No hará falta consultar a ningún especialista más para concluir que la técnica desarrollada por este camarero en la pizarra de su bar es suficiente para explicar el estancamiento de España, el por qué de la crisis: Aquí no hay un céntimo en ninguna parte porque han sido tres burbujas, y no una, la que han estallado a la vez. La conocida es la burbuja de la construcción, que ha dejado cinco millones de parados, un stock de viviendas inasumible por el mercado y un precio disparado de las viviendas. Pero, además, debemos contemplar también como burbuja ésta del euro, que ha elevado artificialmente los precios de todo, multiplicándolos por tres y por cuatro, mientras que los salarios permanecen congelados.
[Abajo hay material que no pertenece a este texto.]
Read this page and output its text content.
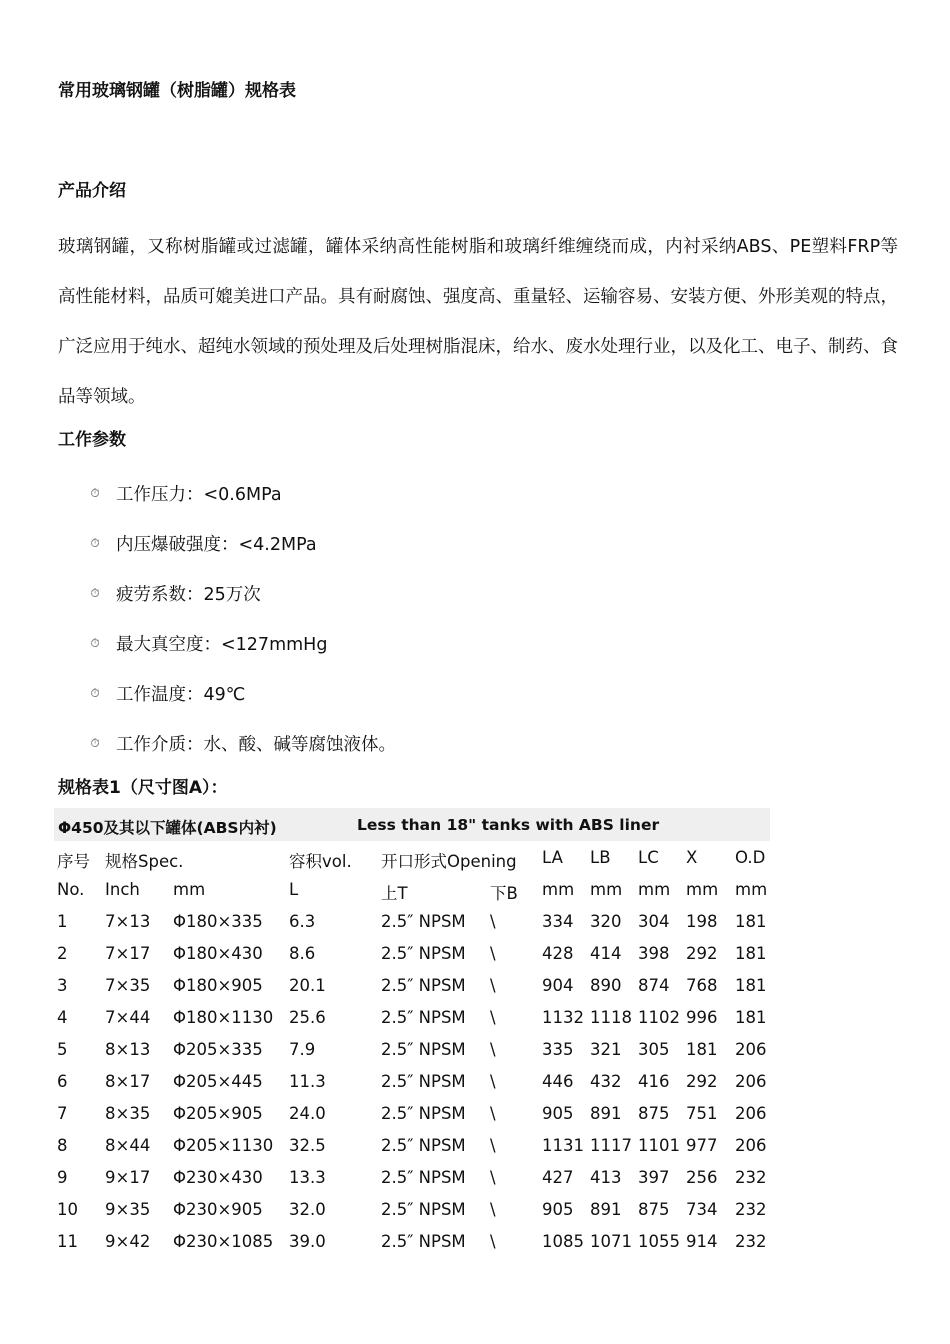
常用玻璃钢罐（树脂罐）规格表
产品介绍
玻璃钢罐，又称树脂罐或过滤罐，罐体采纳高性能树脂和玻璃纤维缠绕而成，内衬采纳ABS、PE塑料FRP等高性能材料，品质可媲美进口产品。具有耐腐蚀、强度高、重量轻、运输容易、安装方便、外形美观的特点，广泛应用于纯水、超纯水领域的预处理及后处理树脂混床，给水、废水处理行业，以及化工、电子、制药、食品等领域。
工作参数
⏱ 工作压力：<0.6MPa
⏱ 内压爆破强度：<4.2MPa
⏱ 疲劳系数：25万次
⏱ 最大真空度：<127mmHg
⏱ 工作温度：49℃
⏱ 工作介质：水、酸、碱等腐蚀液体。
规格表1（尺寸图A）：
Φ450及其以下罐体(ABS内衬)	Less than 18" tanks with ABS liner
序号 规格Spec.	容积vol. 开口形式Opening LA LB LC X O.D
No. Inch mm	L	上T	下B mm mm mm mm mm
1 7×13 Φ180×335 6.3	2.5″ NPSM \	334 320 304 198 181
2 7×17 Φ180×430 8.6	2.5″ NPSM \	428 414 398 292 181
3 7×35 Φ180×905 20.1	2.5″ NPSM \	904 890 874 768 181
4 7×44 Φ180×1130 25.6	2.5″ NPSM \	1132 1118 1102 996 181
5 8×13 Φ205×335 7.9	2.5″ NPSM \	335 321 305 181 206
6 8×17 Φ205×445 11.3	2.5″ NPSM \	446 432 416 292 206
7 8×35 Φ205×905 24.0	2.5″ NPSM \	905 891 875 751 206
8 8×44 Φ205×1130 32.5	2.5″ NPSM \	1131 1117 1101 977 206
9 9×17 Φ230×430 13.3	2.5″ NPSM \	427 413 397 256 232
10 9×35 Φ230×905 32.0	2.5″ NPSM \	905 891 875 734 232
11 9×42 Φ230×1085 39.0	2.5″ NPSM \	1085 1071 1055 914 232
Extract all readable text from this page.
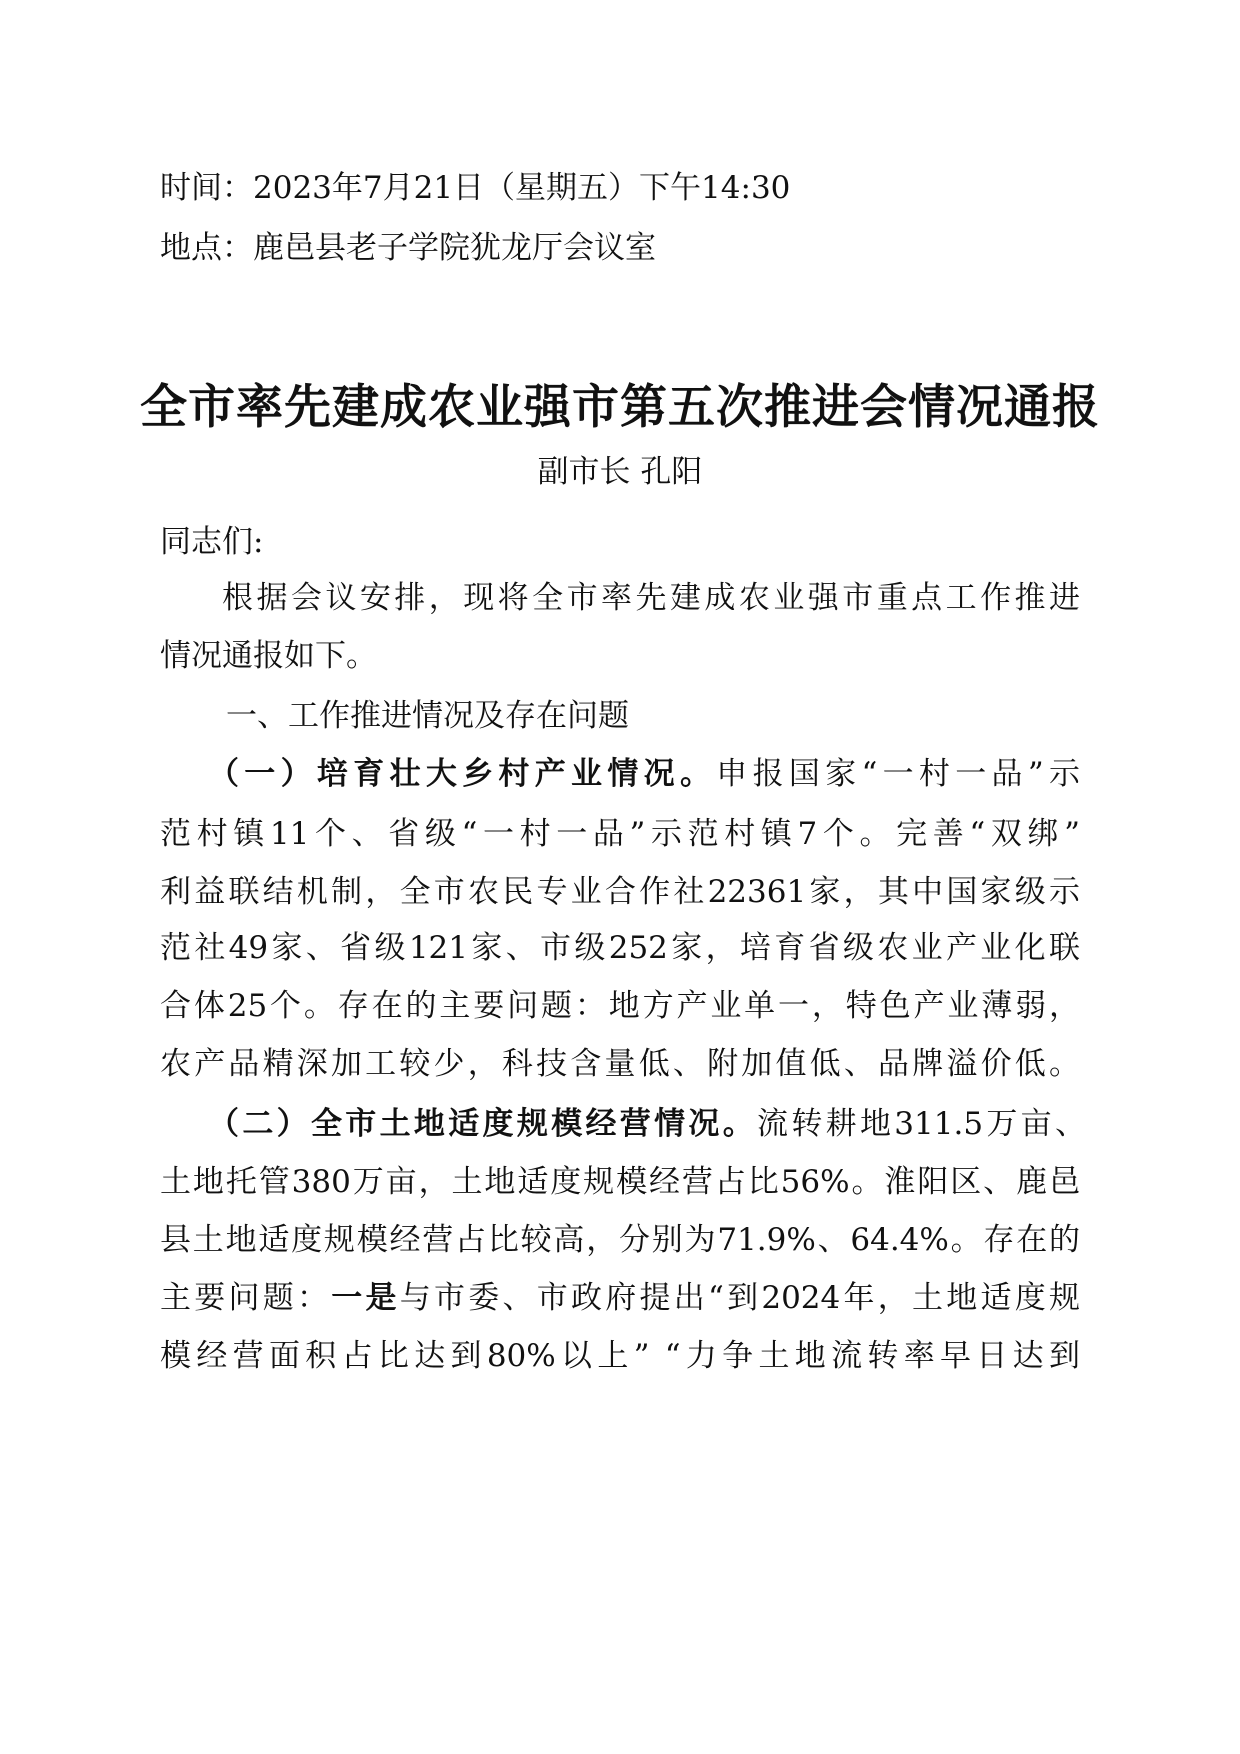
时间：2023年7月21日（星期五）下午14:30
地点：鹿邑县老子学院犹龙厅会议室
全市率先建成农业强市第五次推进会情况通报
副市长 孔阳
同志们:
根据会议安排，现将全市率先建成农业强市重点工作推进
情况通报如下。
一、工作推进情况及存在问题
（一）培育壮大乡村产业情况。申报国家“一村一品”示
范村镇11个、省级“一村一品”示范村镇7个。完善“双绑”
利益联结机制，全市农民专业合作社22361家，其中国家级示
范社49家、省级121家、市级252家，培育省级农业产业化联
合体25个。存在的主要问题：地方产业单一，特色产业薄弱，
农产品精深加工较少，科技含量低、附加值低、品牌溢价低。
（二）全市土地适度规模经营情况。流转耕地311.5万亩、
土地托管380万亩，土地适度规模经营占比56%。淮阳区、鹿邑
县土地适度规模经营占比较高，分别为71.9%、64.4%。存在的
主要问题：一是与市委、市政府提出“到2024年，土地适度规
模经营面积占比达到80%以上” “力争土地流转率早日达到
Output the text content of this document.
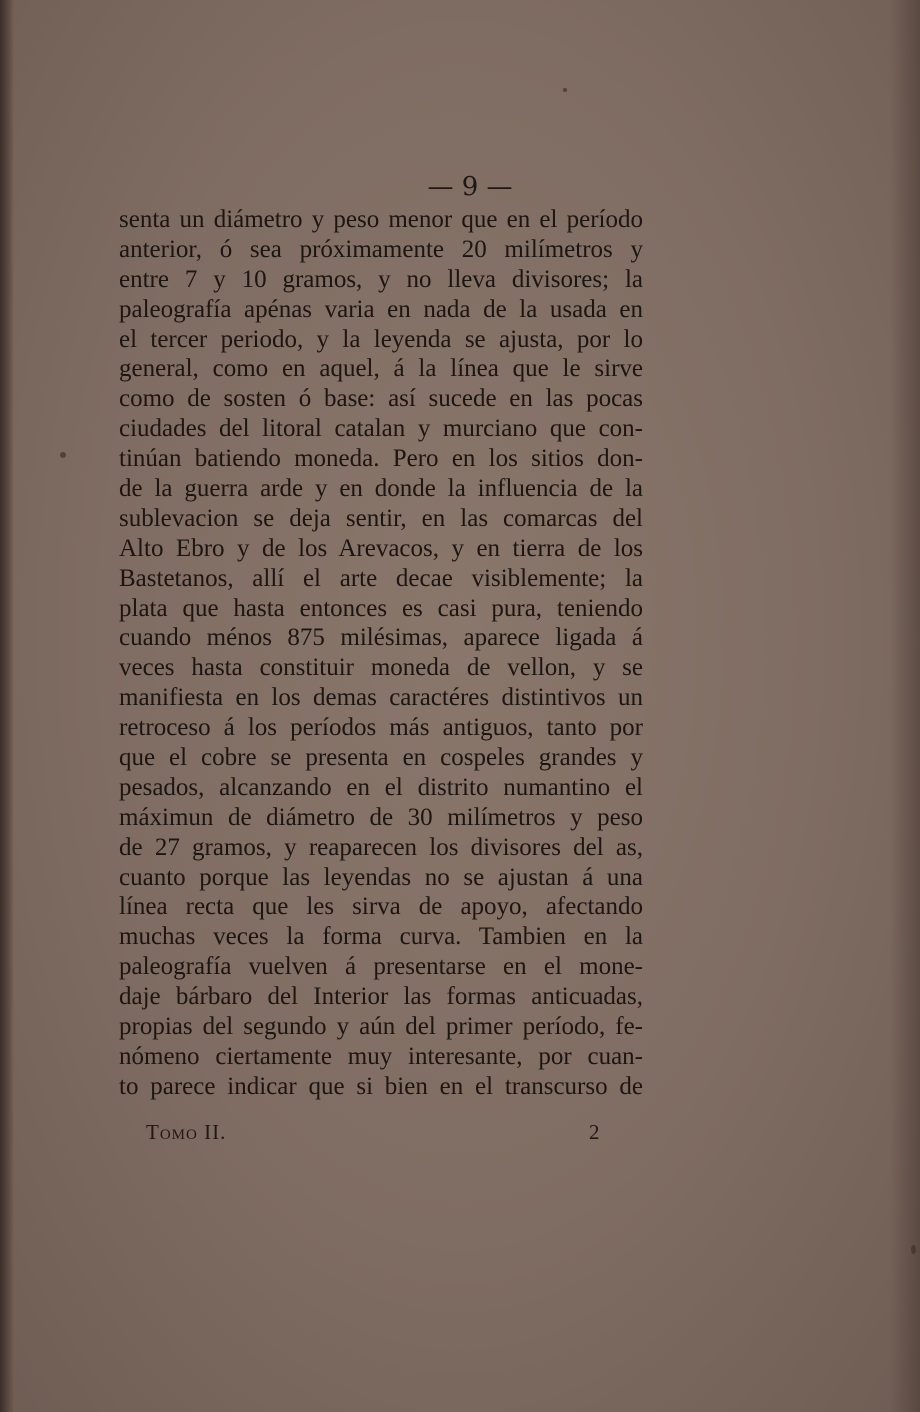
— 9 —
senta un diámetro y peso menor que en el período
anterior, ó sea próximamente 20 milímetros y
entre 7 y 10 gramos, y no lleva divisores; la
paleografía apénas varia en nada de la usada en
el tercer periodo, y la leyenda se ajusta, por lo
general, como en aquel, á la línea que le sirve
como de sosten ó base: así sucede en las pocas
ciudades del litoral catalan y murciano que con-
tinúan batiendo moneda. Pero en los sitios don-
de la guerra arde y en donde la influencia de la
sublevacion se deja sentir, en las comarcas del
Alto Ebro y de los Arevacos, y en tierra de los
Bastetanos, allí el arte decae visiblemente; la
plata que hasta entonces es casi pura, teniendo
cuando ménos 875 milésimas, aparece ligada á
veces hasta constituir moneda de vellon, y se
manifiesta en los demas caractéres distintivos un
retroceso á los períodos más antiguos, tanto por
que el cobre se presenta en cospeles grandes y
pesados, alcanzando en el distrito numantino el
máximun de diámetro de 30 milímetros y peso
de 27 gramos, y reaparecen los divisores del as,
cuanto porque las leyendas no se ajustan á una
línea recta que les sirva de apoyo, afectando
muchas veces la forma curva. Tambien en la
paleografía vuelven á presentarse en el mone-
daje bárbaro del Interior las formas anticuadas,
propias del segundo y aún del primer período, fe-
nómeno ciertamente muy interesante, por cuan-
to parece indicar que si bien en el transcurso de
Tomo II.	2
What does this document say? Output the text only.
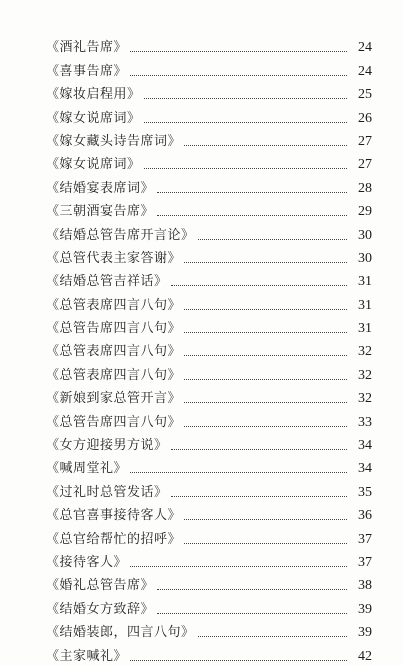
《酒礼告席》	24
《喜事告席》	24
《嫁妆启程用》	25
《嫁女说席词》	26
《嫁女藏头诗告席词》	27
《嫁女说席词》	27
《结婚宴表席词》	28
《三朝酒宴告席》	29
《结婚总管告席开言论》	30
《总管代表主家答谢》	30
《结婚总管吉祥话》	31
《总管表席四言八句》	31
《总管告席四言八句》	31
《总管表席四言八句》	32
《总管表席四言八句》	32
《新娘到家总管开言》	32
《总管告席四言八句》	33
《女方迎接男方说》	34
《喊周堂礼》	34
《过礼时总管发话》	35
《总官喜事接待客人》	36
《总官给帮忙的招呼》	37
《接待客人》	37
《婚礼总管告席》	38
《结婚女方致辞》	39
《结婚装郎，四言八句》	39
《主家喊礼》	42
La última burbuja tiene que ver con las administraciones públicas, el crecimiento exponencial de la burocracia política, la multiplicación de instituciones en todos los órdenes, desde el local hasta el europeo. ¿Y cómo soporta un país tres burbujas a la vez, esas tres ficciones? Con endeudamiento, de ahí el crecimiento exponencial del endeudamiento público y privado en los últimos años.

Sumadas una a una, cualquiera que proyecte una línea hacia el futuro, concluirá que, si esa inercia no se invierte, sencillamente, llegará un punto de no retorno en el que la situación sea insostenible. La pizarra no engaña.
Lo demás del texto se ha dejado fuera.